Updated February 6, 1997

How Did This Mess Happen?

The Untold Story of Apple's Demise

Three years ago, BugNet editor Bruce Brown was one of the first to publicly observe that Apple Computer is dying. Last summer, he raised the deeper question, does Apple deserve its fate? Now he returns to the scene of the crime, exploring "The Golden Age of Apple."

I'D LIKE TO TELL you a story about Apple Computer in its glory days.

Over a decade ago, a friend of mine -- a talented writer I'll call Grant -- got a contract from Apple that seemed like an easy money dream.

His assignment was to travel the world and interview all sorts of Apple management honchos and heavy thinkers. Then he was supposed to write a employee manual that would put these pearls of wisdom in a form that the Apple masses could digest

For a couple years, whenever I called Grant there was a message on his tape saying that he was traveling for Apple in Italy or Japan or some other far flung locale. Eventually, he wrote a lengthy tome on the state-of-the-art Mac that Apple gave him (this was the first PC I ever saw that could play music CDs).

I read two drafts of this New Age corporate manual before Grant's angel at Apple departed, and the whole project was ditched without a second glance. It appeared Grant's gravy train had finally come to an end, but like Al Stump (whose biography of Ty Cobb was recently made into the movie Cobb) Grant knew there was a story here. It just wasn't the one that Apple wanted told.

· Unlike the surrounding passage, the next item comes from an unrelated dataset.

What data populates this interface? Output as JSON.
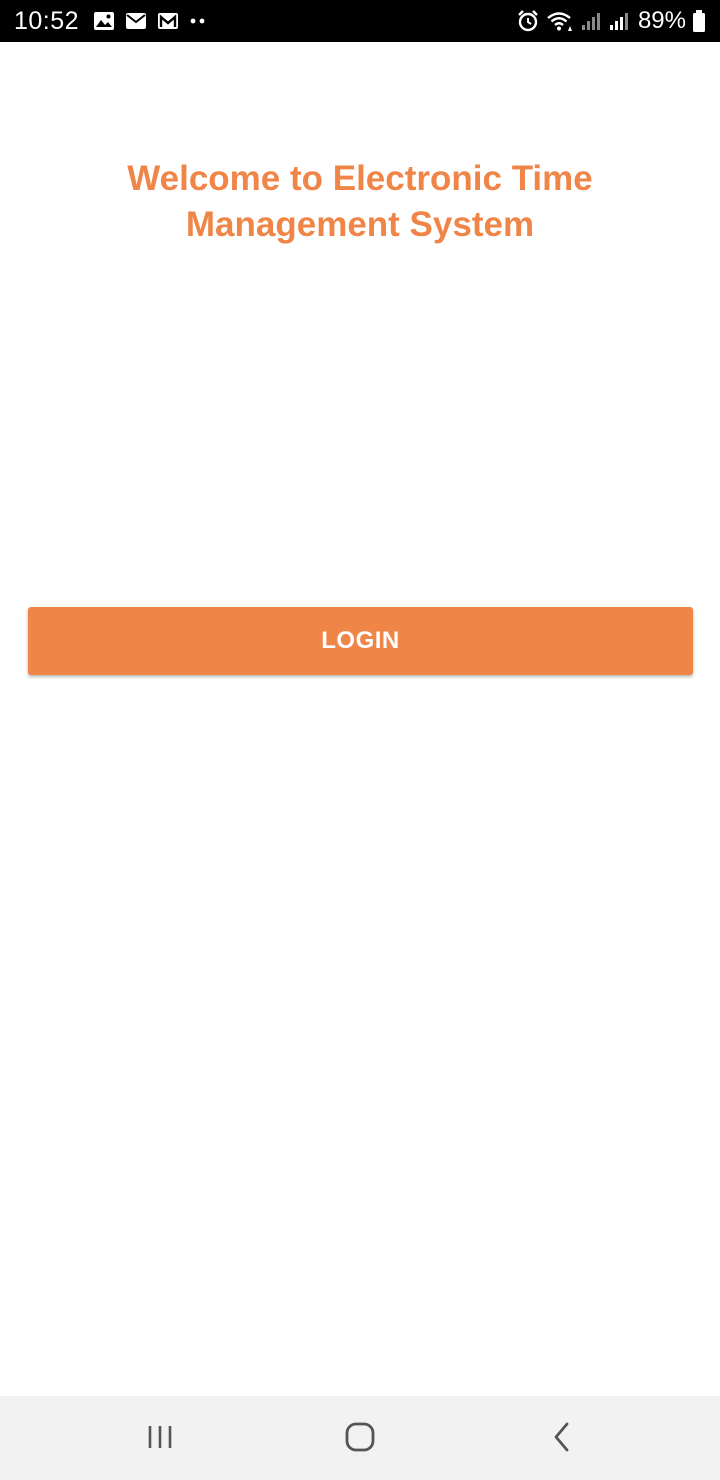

SO A FEW YEARS later Grant rewrapped the Apple material and sent it to Richard Curtis, his well-known New York literary agent. Curtis looked at it and came up with a masterstroke of spin control. Presented with a pile of out-dated Apple material, he proposed calling the book, The Golden Age of Apple.

The reason you never saw The Golden Age of Apple advertised on Book of the Month is that it never was published. Although the book was potentially a very lucrative product, Grant was leery of Apple's well-deserved reputation for suing anyone who crossed it.

He felt that the contract he signed with Apple might limit his use of the material, but probably did not. The problem was, he already had three credit cards maxed out, and he couldn't afford to risk it. So in the end he buried the book.

Although small and insignificant in the big picture of Apple's Icarus-like fall, this story highlights all the elements that produced that fall -- beginning with self-infatuation and lack of accountability in management, which fundamentally affected Apple's position in the marketplace.

To support its wastefulness, Apple charged more for its products, which led to one of the most bizarre situations in the annals of modern marketing. Apple has always given inferior value for the dollar by conscious management decision.

This makes it hard to compete, of course, and by in large Apple hasn't been able to compete, except in niche markets where it offered deep discounts (education) or special capabilities (high-end graphics).

One reason Apple has been able to get away with this routine for so long is that its reputation for being legally aggressive has tended to stifle much-needed critiques, like The Golden Age of Apple.

So if you ever wondered what exactly Apple was doing all those years it DIDN'T get color monitors, laptops, Copeland, etc. to market on time, The Golden Age of Apple offers a glimpse. And the funniest part is that the mass media was busy the whole time celebrating Apple's "corporate culture."

"Brick wall," as my twelve year old daughter likes to say.

Now that the Apple Macintosh is disappearing as a mass market product (it did not even make the top five in US sales during the last quarter of 1996), this soap opera will mercifully fade from the headlines.

But the lessons remain, and bare heading: inept, amateurish management can ruin the best product and brightest company.